2/22/11

"Kind of like waiting for the phone to ring..."

Feeling, once again, terribly out of sorts... and I know it's because a certain someone is in town. I remember him saying he wanted to hang out. I remember him saying he wanted to go see a movie. Maybe I should just get it through my head that he's all talk. Or, maybe it is that he's too shy.

No... perhaps just all talk.

I'm still tired of doing more for anyone than they would in return. I'm a little burned out on pursuing and would like to be earnestly pursued by someone I'm into, for a change. There's a part of me that's very iffy now on seeing him at all... Maybe it's my inner snark... my internal cat turning up her nose.

I don't deny I'm a little upset about it, but if he doesn't come by, I save a couple dollars. I bought some lingerie but it's not like I would have gotten some use out of it anyway... not with him... not this week (as he hasn't gotten his testing done and sure I could just hop on with condoms on but I don't feel too comfortable doing so.) Maybe, I just want more passion in general. Maybe, I just want to make out with that person who was so able to light a spark in me.

I act as if I don't care, but I do. I would like to go out to lunch or dinner... I would like to go on a date... and I'm so terribly irritable now because of all of this that it's not funny.

I've got a hair appointment mostly because I need it, but also because I wanted to look my best. I wanted to look some mix of cute and sexy. I'm wearing makeup again for the first time in a while... and now I'm managed to eat the dried skin off my lips. I wash my hair tonight in tea and maybe I'll feel better come morning. Maybe I'll be calmer even though I won't see him today.

So, I'd like someone who'd come when I call. (or at least say outright that they aren't coming and why...) There isn't anything wrong with that. There isn't ANYTHING wrong with wanting someone to be upfront with you.... and I know I should at this point just leave him alone or call him out on being all talk. There's only so much "checking back" one can stand.

Don't be reckless with other people's hearts. Don't put up with people who are reckless with yours."

- Mary Schmich

I need to keep reminding myself of that. I need to keep telling myself that. I don't think I've been reckless. (or at least... I don't think I've been...)

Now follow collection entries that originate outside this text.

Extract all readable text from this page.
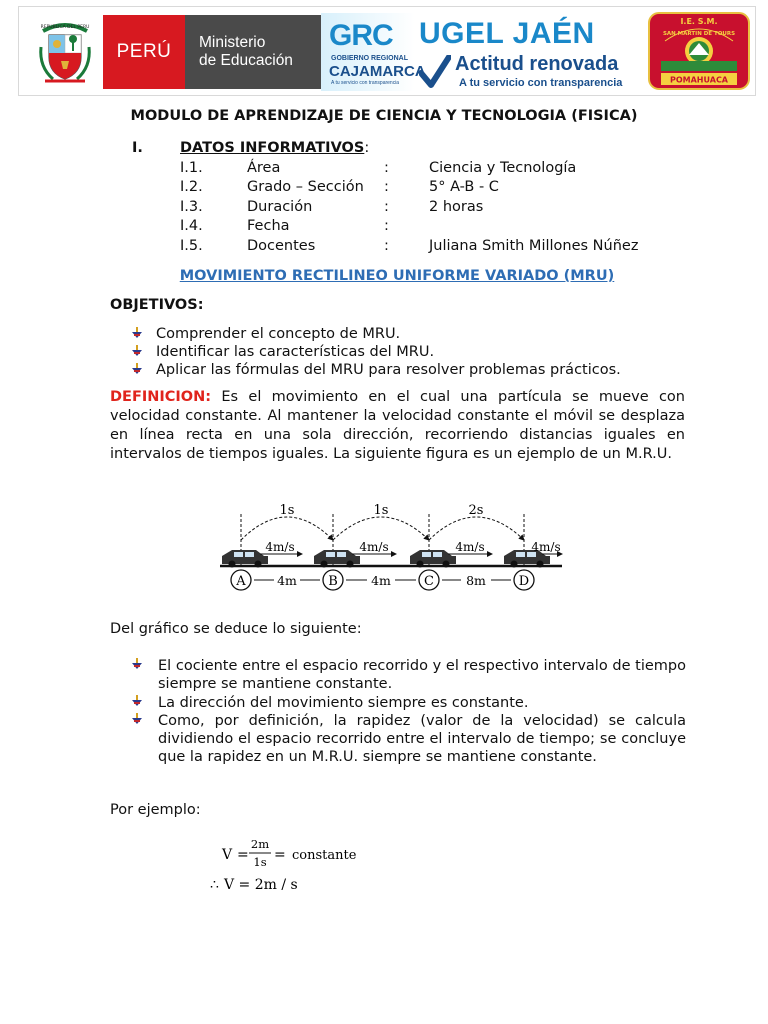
REPUBLICA DEL PERU
PERÚ Ministerio
de Educación
GRC
GOBIERNO REGIONAL
CAJAMARCA
A tu servicio con transparencia
UGEL JAÉN
Actitud renovada
A tu servicio con transparencia
I.E. S.M.
SAN MARTIN DE TOURS
POMAHUACA
MODULO DE APRENDIZAJE DE CIENCIA Y TECNOLOGIA (FISICA)
I.	DATOS INFORMATIVOS:
I.1.	Área	:	Ciencia y Tecnología
I.2.	Grado – Sección :	5° A-B - C
I.3.	Duración	:	2 horas
I.4.	Fecha	:
I.5.	Docentes	:	Juliana Smith Millones Núñez
MOVIMIENTO RECTILINEO UNIFORME VARIADO (MRU)
OBJETIVOS:
Comprender el concepto de MRU.
Identificar las características del MRU.
Aplicar las fórmulas del MRU para resolver problemas prácticos.
DEFINICION: Es el movimiento en el cual una partícula se mueve con velocidad constante. Al mantener la velocidad constante el móvil se desplaza en línea recta en una sola dirección, recorriendo distancias iguales en intervalos de tiempos iguales. La siguiente figura es un ejemplo de un M.R.U.
1s	1s	2s
4m/s	4m/s	4m/s	4m/s
4m	4m	8m
A	B	C	D
Del gráfico se deduce lo siguiente:
El cociente entre el espacio recorrido y el respectivo intervalo de tiempo siempre se mantiene constante.
La dirección del movimiento siempre es constante.
Como, por definición, la rapidez (valor de la velocidad) se calcula dividiendo el espacio recorrido entre el intervalo de tiempo; se concluye que la rapidez en un M.R.U. siempre se mantiene constante.
Por ejemplo:
V =
2m
1s = constante
∴ V = 2m / s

I think I confronted him on this once before... Mr L... He apologized and said he was and had been tired. This was years ago... but I still remember that... I don't expect much. Maybe, I never will expect much from him. But that's okay. There are likely other souls out there I'm more attuned to. There are other souls out there I could probably be closer to. The fact that there was even a glint of a past doesn't mean that there is a future.

I would like more friends, however. I would like to spend an hour just kissing... ONLY kissing...

What self help, goal making, guidebook could give me that? The matter is true mutual attraction... if there ever was. The matter is finding someone who can spark up that smoldering passion that continues to burn long after the touch is gone.

Nobody's perfect, and I don't trust anybody who acts as if their partner is... that acts like the focus of their affection is. We're all flawed. He could just as easily be listing down reasons to not see me as I wonder if I'll hear from him after all this talk.

His idea... I flirted with it... and it does seem all talk.

So, I'll go home and wash my hair... maybe feel much better in the morning and then I'll hit the salon. I know I have a long day ahead even though it might feel a bit lonesome. Everyday feels like that lately.